Back in the US, Danielle became obsessed with finding Todd. She said: “I didn’t do stand-up for a month, I didn’t see my friends. I just looked for my biological father.”
Knowing only his first name and his birthday, she sent off an ancestry saliva test. She said: “I’m surprised the FBI don’t want me to work for them. I can tell you the name of every person who played at that Fleadh.”
Finally she got a match, linking her to an uncle called Michael Bray. She said: “I went on his , found out he had a brother, Todd, and I got his phone number.”
That man was Todd Bray McCune. But when she called, she says a lady told her: “I think you have the wrong number, we were married a long time, and did not have any children.”
But Danielle revealed: “Then Todd came on the phone. I tried to stay calm and told him the story – and he finished it off for me. He had told the story to his wife many times about the girl he had lost his virginity to.
“He was 15 or 16 but had told her he was 18. We chatted for 20 minutes, and he asked, ‘Can you call me tomorrow so we can talk more?’ And he added, ‘I was a bit wild then, so you might have another sibling in Cork!’ ”
She said Todd told her more in a one-hour call than her family ever had, telling how he had met her mum and spent the weekend with her.

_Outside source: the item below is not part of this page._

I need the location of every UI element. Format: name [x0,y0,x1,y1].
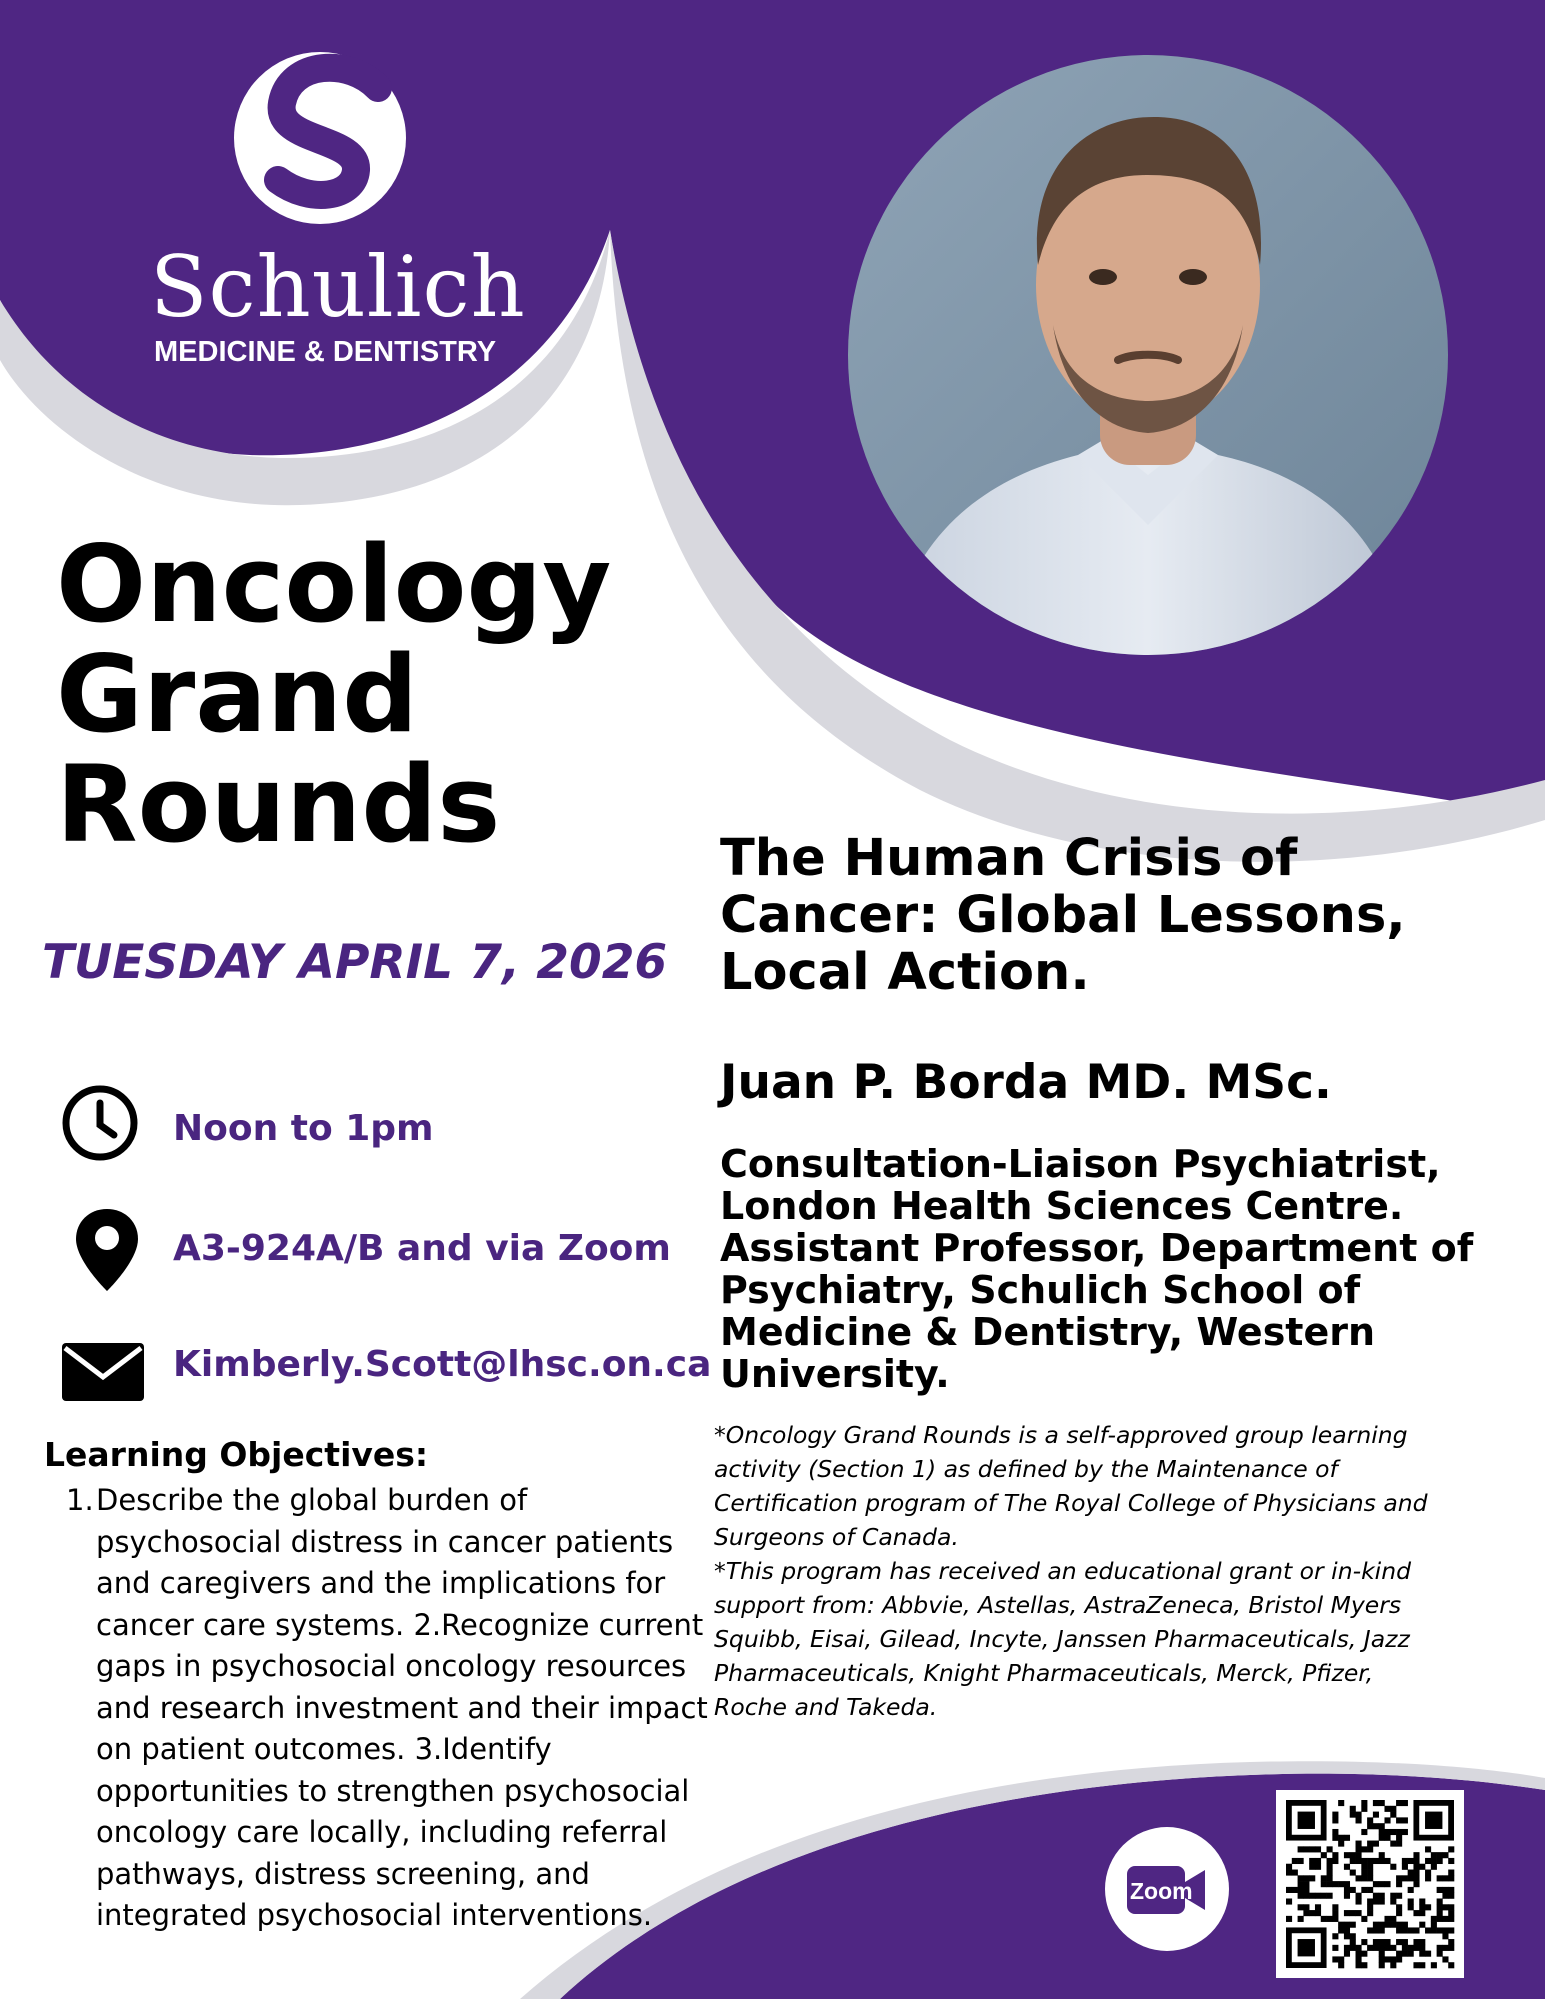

He had not returned to the US immediately as her mum had thought, but had stayed living in Cork. She said: “He’d been born in California and moved to Ireland at 12 with his sea captain dad and his mum, Peggy. Some of his family stayed in Ireland and still live there now, but Todd went back home when he was 18.”

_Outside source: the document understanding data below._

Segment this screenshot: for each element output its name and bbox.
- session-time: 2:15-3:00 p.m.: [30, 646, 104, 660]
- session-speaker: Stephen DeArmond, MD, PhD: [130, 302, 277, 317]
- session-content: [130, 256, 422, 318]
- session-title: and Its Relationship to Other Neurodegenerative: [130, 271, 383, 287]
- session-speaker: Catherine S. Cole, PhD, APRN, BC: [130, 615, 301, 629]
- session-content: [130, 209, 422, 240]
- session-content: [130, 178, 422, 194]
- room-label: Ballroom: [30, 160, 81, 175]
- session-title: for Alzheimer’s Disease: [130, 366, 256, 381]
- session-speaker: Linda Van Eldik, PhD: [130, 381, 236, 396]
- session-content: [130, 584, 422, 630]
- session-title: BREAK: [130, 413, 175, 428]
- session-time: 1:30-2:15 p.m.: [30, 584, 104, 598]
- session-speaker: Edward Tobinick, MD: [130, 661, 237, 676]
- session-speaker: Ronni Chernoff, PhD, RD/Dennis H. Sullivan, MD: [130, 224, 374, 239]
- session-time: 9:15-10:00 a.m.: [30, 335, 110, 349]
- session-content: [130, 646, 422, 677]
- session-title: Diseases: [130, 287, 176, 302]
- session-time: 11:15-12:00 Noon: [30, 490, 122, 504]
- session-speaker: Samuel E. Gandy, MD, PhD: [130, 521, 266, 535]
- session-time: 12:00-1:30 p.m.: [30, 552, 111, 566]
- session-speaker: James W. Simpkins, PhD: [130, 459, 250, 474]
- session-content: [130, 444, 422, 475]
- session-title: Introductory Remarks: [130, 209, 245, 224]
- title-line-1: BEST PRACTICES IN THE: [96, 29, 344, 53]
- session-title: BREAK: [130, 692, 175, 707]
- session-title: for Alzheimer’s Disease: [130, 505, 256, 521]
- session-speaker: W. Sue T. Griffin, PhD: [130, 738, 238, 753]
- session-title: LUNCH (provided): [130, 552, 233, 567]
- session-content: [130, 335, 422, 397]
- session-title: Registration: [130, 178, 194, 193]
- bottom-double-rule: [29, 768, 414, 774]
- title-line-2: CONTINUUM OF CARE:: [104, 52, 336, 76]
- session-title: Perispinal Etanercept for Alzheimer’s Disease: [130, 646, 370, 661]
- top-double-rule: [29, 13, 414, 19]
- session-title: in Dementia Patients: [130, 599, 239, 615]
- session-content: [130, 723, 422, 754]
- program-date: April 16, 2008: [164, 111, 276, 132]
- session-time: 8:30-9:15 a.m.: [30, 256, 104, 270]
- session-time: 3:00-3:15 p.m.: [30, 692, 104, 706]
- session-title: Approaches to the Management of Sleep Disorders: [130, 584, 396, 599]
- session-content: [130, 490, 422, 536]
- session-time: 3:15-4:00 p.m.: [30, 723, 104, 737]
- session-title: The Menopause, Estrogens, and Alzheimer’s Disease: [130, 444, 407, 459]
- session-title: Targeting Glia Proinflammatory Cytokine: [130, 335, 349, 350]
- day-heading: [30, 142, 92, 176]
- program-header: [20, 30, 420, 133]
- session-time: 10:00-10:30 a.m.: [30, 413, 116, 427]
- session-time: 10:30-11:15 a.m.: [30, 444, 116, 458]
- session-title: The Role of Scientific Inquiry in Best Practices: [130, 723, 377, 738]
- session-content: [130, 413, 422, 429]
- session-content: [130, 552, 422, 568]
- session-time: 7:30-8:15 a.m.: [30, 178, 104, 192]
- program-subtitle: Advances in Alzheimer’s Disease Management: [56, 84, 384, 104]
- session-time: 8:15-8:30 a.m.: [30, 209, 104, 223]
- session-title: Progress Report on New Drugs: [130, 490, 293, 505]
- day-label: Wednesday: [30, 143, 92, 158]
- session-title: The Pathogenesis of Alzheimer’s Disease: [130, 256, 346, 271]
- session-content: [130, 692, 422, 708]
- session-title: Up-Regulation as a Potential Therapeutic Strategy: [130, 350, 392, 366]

He landed an art department job in Hollywood, working on films for Robin Williams, among others. But when she finally met him and his wife Alida in San Francisco, she realised his health was fading. Danielle said: “He was only 59 but he had congenital heart disease. When I left he said ‘thank you’ and gave me a big hug. I kissed his forehead and promised I’d come back.”

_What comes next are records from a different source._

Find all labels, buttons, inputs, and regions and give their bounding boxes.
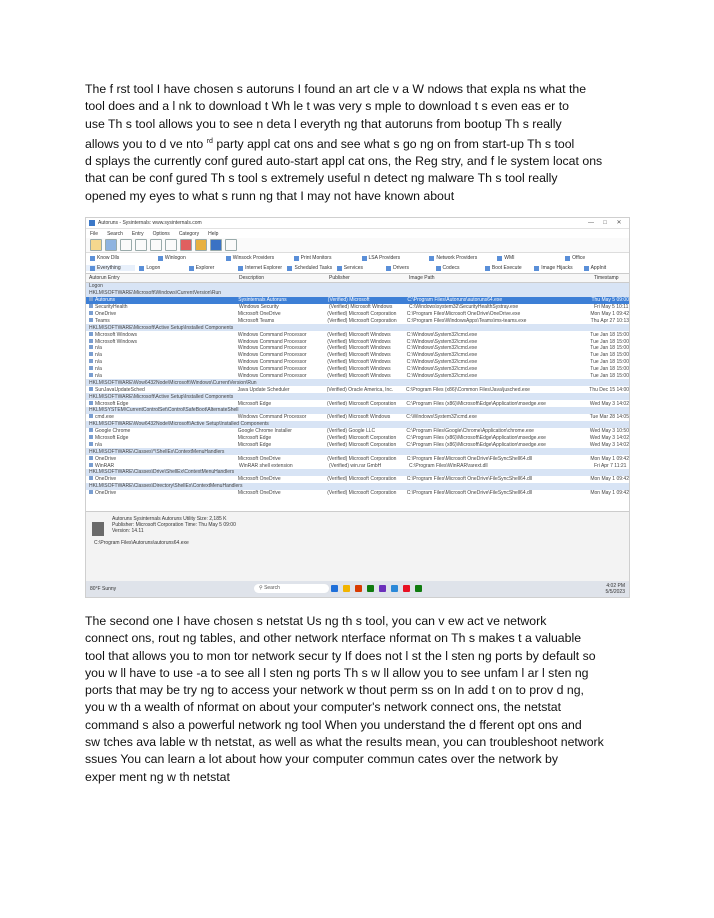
menu-options[interactable]: Options	[152, 230, 170, 237]
registry-group-row[interactable]: HKLM\SOFTWARE\Microsoft\Active Setup\Installed Components	[86, 324, 629, 331]
category-tabs	[86, 253, 629, 274]
autorun-row[interactable]: SunJavaUpdateSched Java Update Scheduler (Verified) Oracle America, Inc. C:\Program Files (x86)\Common Files\Java\jusched.exe Thu Dec 15 14:00	[86, 386, 629, 393]
text-line: use Th s tool allows you to see n deta l everyth ng that autoruns from bootup Th s really	[85, 116, 562, 131]
registry-group-row[interactable]: HKLM\SOFTWARE\Classes\Drive\ShellEx\ContextMenuHandlers	[86, 469, 629, 476]
tab-icon	[436, 266, 441, 271]
entry-checkbox[interactable]	[89, 428, 93, 432]
details-line: Publisher: Microsoft Corporation Time: Thu May 5 09:00	[112, 522, 236, 528]
taskbar-app-icon[interactable]	[355, 585, 362, 592]
file-icon	[92, 522, 104, 536]
text-line: d splays the currently conf gured auto-start appl cat ons, the Reg stry, and f le system locat ons	[85, 154, 603, 169]
entry-checkbox[interactable]	[89, 297, 93, 301]
details-path: C:\Program Files\Autoruns\autoruns64.exe	[94, 540, 189, 546]
taskbar-apps	[331, 585, 422, 592]
autorun-row[interactable]: Google Chrome Google Chrome Installer (Verified) Google LLC C:\Program Files\Google\Chrome\Application\chrome.exe Wed May 3 10:50	[86, 428, 629, 435]
entry-checkbox[interactable]	[89, 387, 93, 391]
tab-icon	[337, 266, 342, 271]
entry-checkbox[interactable]	[89, 339, 93, 343]
autorun-row[interactable]: n/a Microsoft Edge (Verified) Microsoft Corporation C:\Program Files (x86)\Microsoft\Edge\Application\msedge.exe Wed May 3 14:02	[86, 441, 629, 448]
tab-office[interactable]: Office	[561, 255, 629, 261]
entry-checkbox[interactable]	[89, 345, 93, 349]
entry-checkbox[interactable]	[89, 490, 93, 494]
tab-icon	[362, 256, 367, 261]
tab-boot-execute[interactable]: Boot Execute	[481, 265, 530, 271]
autorun-row[interactable]: Autoruns Sysinternals Autoruns (Verified) Microsoft C:\Program Files\Autoruns\autoruns64.exe Thu May 5 09:00	[86, 297, 629, 304]
tab-icon	[90, 256, 95, 261]
tab-row	[86, 263, 629, 273]
delete-icon[interactable]	[180, 239, 192, 251]
tab-print-monitors[interactable]: Print Monitors	[290, 255, 358, 261]
autorun-row[interactable]: n/a Windows Command Processor (Verified) Microsoft Windows C:\Windows\System32\cmd.exe Tue Jan 18 15:00	[86, 366, 629, 373]
find-icon[interactable]	[150, 239, 162, 251]
virustotal-icon[interactable]	[210, 239, 222, 251]
tab-lsa-providers[interactable]: LSA Providers	[358, 255, 426, 261]
tab-icon	[584, 266, 589, 271]
tab-everything[interactable]: Everything	[86, 265, 135, 271]
taskbar-app-icon[interactable]	[391, 585, 398, 592]
tab-icon	[534, 266, 539, 271]
tab-explorer[interactable]: Explorer	[185, 265, 234, 271]
text-line: command s also a powerful network ng tool When you understand the d fferent opt ons and	[85, 717, 582, 732]
close-icon[interactable]: ✕	[616, 220, 622, 226]
save-icon[interactable]	[105, 239, 117, 251]
taskbar-app-icon[interactable]	[343, 585, 350, 592]
autorun-row[interactable]: OneDrive Microsoft OneDrive (Verified) Microsoft Corporation C:\Program Files\Microsoft OneDrive\FileSyncShell64.dll Mon May 1 09:42	[86, 476, 629, 483]
refresh-icon[interactable]	[120, 239, 132, 251]
autorun-row[interactable]: n/a Windows Command Processor (Verified) Microsoft Windows C:\Windows\System32\cmd.exe Tue Jan 18 15:00	[86, 359, 629, 366]
entry-checkbox[interactable]	[89, 401, 93, 405]
text-line: sw tches ava lable w th netstat, as well as what the results mean, you can troubleshoot network	[85, 735, 604, 750]
menu-category[interactable]: Category	[178, 230, 200, 237]
menu-search[interactable]: Search	[107, 230, 123, 237]
menu-bar	[86, 229, 629, 238]
tab-icon	[189, 266, 194, 271]
tab-icon	[139, 266, 144, 271]
autorun-row[interactable]: OneDrive Microsoft OneDrive (Verified) Microsoft Corporation C:\Program Files\Microsoft OneDrive\FileSyncShell64.dll Mon May 1 09:42	[86, 455, 629, 462]
tab-icon	[386, 266, 391, 271]
entry-checkbox[interactable]	[89, 318, 93, 322]
tab-icon	[238, 266, 243, 271]
copy-icon[interactable]	[135, 239, 147, 251]
jump-icon[interactable]	[165, 239, 177, 251]
entry-checkbox[interactable]	[89, 304, 93, 308]
menu-help[interactable]: Help	[208, 230, 219, 237]
tab-icon	[294, 256, 299, 261]
registry-group-row[interactable]: HKLM\SOFTWARE\Wow6432Node\Microsoft\Windows\CurrentVersion\Run	[86, 379, 629, 386]
text-line: The second one I have chosen s netstat Us ng th s tool, you can v ew act ve network	[85, 614, 547, 628]
column-timestamp[interactable]: Timestamp	[594, 275, 619, 281]
maximize-icon[interactable]: □	[603, 220, 607, 226]
search-icon: ⚲	[259, 585, 265, 591]
minimize-icon[interactable]: —	[588, 220, 594, 226]
text-line: you w th a wealth of nformat on about your computer's network connect ons, the netstat	[85, 700, 562, 715]
tab-icon	[429, 256, 434, 261]
toolbar	[86, 238, 629, 253]
entry-checkbox[interactable]	[89, 311, 93, 315]
autorun-row[interactable]: SecurityHealth Windows Security (Verified) Microsoft Windows C:\Windows\system32\SecurityHealthSystray.exe Fri May 5 10:11	[86, 304, 629, 311]
registry-group-row[interactable]: HKLM\SOFTWARE\Classes\Directory\ShellEx\ContextMenuHandlers	[86, 483, 629, 490]
tab-codecs[interactable]: Codecs	[432, 265, 481, 271]
tab-logon[interactable]: Logon	[135, 265, 184, 271]
details-line: Autoruns Sysinternals Autoruns Utility Size: 2,185 K	[112, 516, 227, 522]
autorun-row[interactable]: Teams Microsoft Teams (Verified) Microsoft Corporation C:\Program Files\WindowsApps\Teams\ms-teams.exe Thu Apr 27 10:13	[86, 317, 629, 324]
autoruns-app-icon	[89, 220, 95, 226]
autorun-row[interactable]: Microsoft Edge Microsoft Edge (Verified) Microsoft Corporation C:\Program Files (x86)\Microsoft\Edge\Application\msedge.exe Wed May 3 14:02	[86, 435, 629, 442]
tab-icon	[497, 256, 502, 261]
registry-group-row[interactable]: HKLM\SOFTWARE\Microsoft\Windows\CurrentVersion\Run	[86, 290, 629, 297]
autoruns-list	[86, 283, 629, 511]
taskbar-search[interactable]: ⚲ Search	[254, 584, 329, 593]
tab-internet-explorer[interactable]: Internet Explorer	[234, 265, 283, 271]
entry-checkbox[interactable]	[89, 442, 93, 446]
entry-checkbox[interactable]	[89, 456, 93, 460]
tab-winlogon[interactable]: Winlogon	[154, 255, 222, 261]
details-line: Version: 14.11	[112, 528, 144, 534]
column-publisher[interactable]: Publisher	[329, 275, 350, 281]
registry-group-row[interactable]: HKLM\SOFTWARE\Classes\*\ShellEx\ContextMenuHandlers	[86, 448, 629, 455]
registry-group-row[interactable]: Logon	[86, 283, 629, 290]
weather-widget[interactable]: 80°F Sunny	[90, 586, 117, 592]
autorun-row[interactable]: OneDrive Microsoft OneDrive (Verified) Microsoft Corporation C:\Program Files\Microsoft OneDrive\OneDrive.exe Mon May 1 09:42	[86, 311, 629, 318]
tab-icon	[287, 266, 292, 271]
tab-icon	[158, 256, 163, 261]
entry-checkbox[interactable]	[89, 414, 93, 418]
menu-entry[interactable]: Entry	[131, 230, 144, 237]
autorun-row[interactable]: n/a Windows Command Processor (Verified) Microsoft Windows C:\Windows\System32\cmd.exe Tue Jan 18 15:00	[86, 373, 629, 380]
taskbar-app-icon[interactable]	[379, 585, 386, 592]
text-line: allows you to d ve nto $^{rd}$ party appl cat ons and see what s go ng on from start-up Th s tool	[85, 136, 575, 151]
tab-drivers[interactable]: Drivers	[382, 265, 431, 271]
window-titlebar	[86, 218, 629, 229]
tab-services[interactable]: Services	[333, 265, 382, 271]
tab-icon	[90, 266, 95, 271]
filter-icon[interactable]	[225, 239, 237, 251]
paragraph-netstat	[85, 613, 645, 786]
autorun-row[interactable]: n/a Windows Command Processor (Verified) Microsoft Windows C:\Windows\System32\cmd.exe Tue Jan 18 15:00	[86, 352, 629, 359]
autorun-row[interactable]: Microsoft Edge Microsoft Edge (Verified) Microsoft Corporation C:\Program Files (x86)\Microsoft\Edge\Application\msedge.exe Wed May 3 14:02	[86, 400, 629, 407]
taskbar-app-icon[interactable]	[403, 585, 410, 592]
tab-know-dlls[interactable]: Know Dlls	[86, 255, 154, 261]
autorun-row[interactable]: cmd.exe Windows Command Processor (Verified) Microsoft Windows C:\Windows\System32\cmd.exe Tue Mar 28 14:05	[86, 414, 629, 421]
entry-checkbox[interactable]	[89, 476, 93, 480]
text-line: ports that may be try ng to access your network w thout perm ss on In add t on to prov d ng,	[85, 683, 584, 698]
text-line: connect ons, rout ng tables, and other network nterface nformat on Th s makes t a valuable	[85, 631, 582, 646]
details-pane	[86, 511, 629, 570]
text-line: The f rst tool I have chosen s autoruns I found an art cle v a W ndows that expla ns what the	[85, 82, 587, 96]
text-line: ssues You can learn a lot about how your computer commun cates over the network by	[85, 752, 559, 767]
entry-checkbox[interactable]	[89, 373, 93, 377]
properties-icon[interactable]	[195, 239, 207, 251]
tab-wmi[interactable]: WMI	[493, 255, 561, 261]
entry-checkbox[interactable]	[89, 366, 93, 370]
entry-checkbox[interactable]	[89, 463, 93, 467]
text-line: exper ment ng w th netstat	[85, 769, 230, 784]
paragraph-autoruns	[85, 81, 645, 205]
tab-winsock-providers[interactable]: Winsock Providers	[222, 255, 290, 261]
tab-network-providers[interactable]: Network Providers	[425, 255, 493, 261]
text-line: that can be conf gured Th s tool s extremely useful n detect ng malware Th s tool really	[85, 171, 558, 186]
taskbar-app-icon[interactable]	[367, 585, 374, 592]
menu-file[interactable]: File	[90, 230, 99, 237]
tab-scheduled-tasks[interactable]: Scheduled Tasks	[283, 265, 332, 271]
taskbar	[86, 581, 629, 597]
taskbar-app-icon[interactable]	[331, 585, 338, 592]
registry-group-row[interactable]: HKLM\SYSTEM\CurrentControlSet\Control\SafeBoot\AlternateShell	[86, 407, 629, 414]
autorun-row[interactable]: Microsoft Windows Windows Command Processor (Verified) Microsoft Windows C:\Windows\System32\cmd.exe Tue Jan 18 15:00	[86, 331, 629, 338]
tab-image-hijacks[interactable]: Image Hijacks	[530, 265, 579, 271]
text-line: opened my eyes to what s runn ng that I may not have known about	[85, 188, 455, 203]
tab-appinit[interactable]: AppInit	[580, 265, 629, 271]
taskbar-clock[interactable]: 4:02 PM 5/5/2023	[605, 583, 625, 595]
registry-group-row[interactable]: HKLM\SOFTWARE\Microsoft\Active Setup\Installed Components	[86, 393, 629, 400]
open-icon[interactable]	[90, 239, 102, 251]
column-image-path[interactable]: Image Path	[409, 275, 435, 281]
column-autorun-entry[interactable]: Autorun Entry	[89, 275, 120, 281]
autorun-row[interactable]: WinRAR WinRAR shell extension (Verified) win.rar GmbH C:\Program Files\WinRAR\rarext.dll Fri Apr 7 11:21	[86, 462, 629, 469]
tab-icon	[565, 256, 570, 261]
text-line: tool does and a l nk to download t Wh le t was very s mple to download t s even eas er to	[85, 99, 569, 114]
tab-row	[86, 253, 629, 263]
text-line: you w ll have to use -a to see all l sten ng ports Th s w ll allow you to see unfam l ar l sten ng	[85, 665, 589, 680]
autorun-row[interactable]: n/a Windows Command Processor (Verified) Microsoft Windows C:\Windows\System32\cmd.exe Tue Jan 18 15:00	[86, 345, 629, 352]
entry-checkbox[interactable]	[89, 435, 93, 439]
autoruns-screenshot	[85, 217, 630, 598]
tab-icon	[226, 256, 231, 261]
autorun-row[interactable]: Microsoft Windows Windows Command Processor (Verified) Microsoft Windows C:\Windows\System32\cmd.exe Tue Jan 18 15:00	[86, 338, 629, 345]
autorun-row[interactable]: OneDrive Microsoft OneDrive (Verified) Microsoft Corporation C:\Program Files\Microsoft OneDrive\FileSyncShell64.dll Mon May 1 09:42	[86, 490, 629, 497]
column-header	[86, 274, 629, 283]
superscript-rd: rd	[206, 137, 213, 145]
column-description[interactable]: Description	[239, 275, 265, 281]
taskbar-app-icon[interactable]	[415, 585, 422, 592]
entry-checkbox[interactable]	[89, 332, 93, 336]
entry-checkbox[interactable]	[89, 359, 93, 363]
window-title: Autoruns - Sysinternals: www.sysinternals.com	[98, 220, 202, 226]
registry-group-row[interactable]: HKLM\SOFTWARE\Wow6432Node\Microsoft\Active Setup\Installed Components	[86, 421, 629, 428]
text-line: tool that allows you to mon tor network secur ty If does not l st the l sten ng ports by default so	[85, 648, 596, 663]
tab-icon	[485, 266, 490, 271]
entry-checkbox[interactable]	[89, 352, 93, 356]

But although they spoke on email, and Todd made plans to send her a ticket to visit again, he died in the early hours of July 29, 2019. Yet in all the joy and the sadness, the irony of having an American father has not been lost on Danielle.
She said: “I’ve paid over $30k in processing fees for my 01B visa and also my Green Card – which were both awarded for “exceptional talent – and can apply for US citizenship in four years and nine months.
“But I guess the joke’s on me. Had my parents been honest, I could have had my US passport from birth.”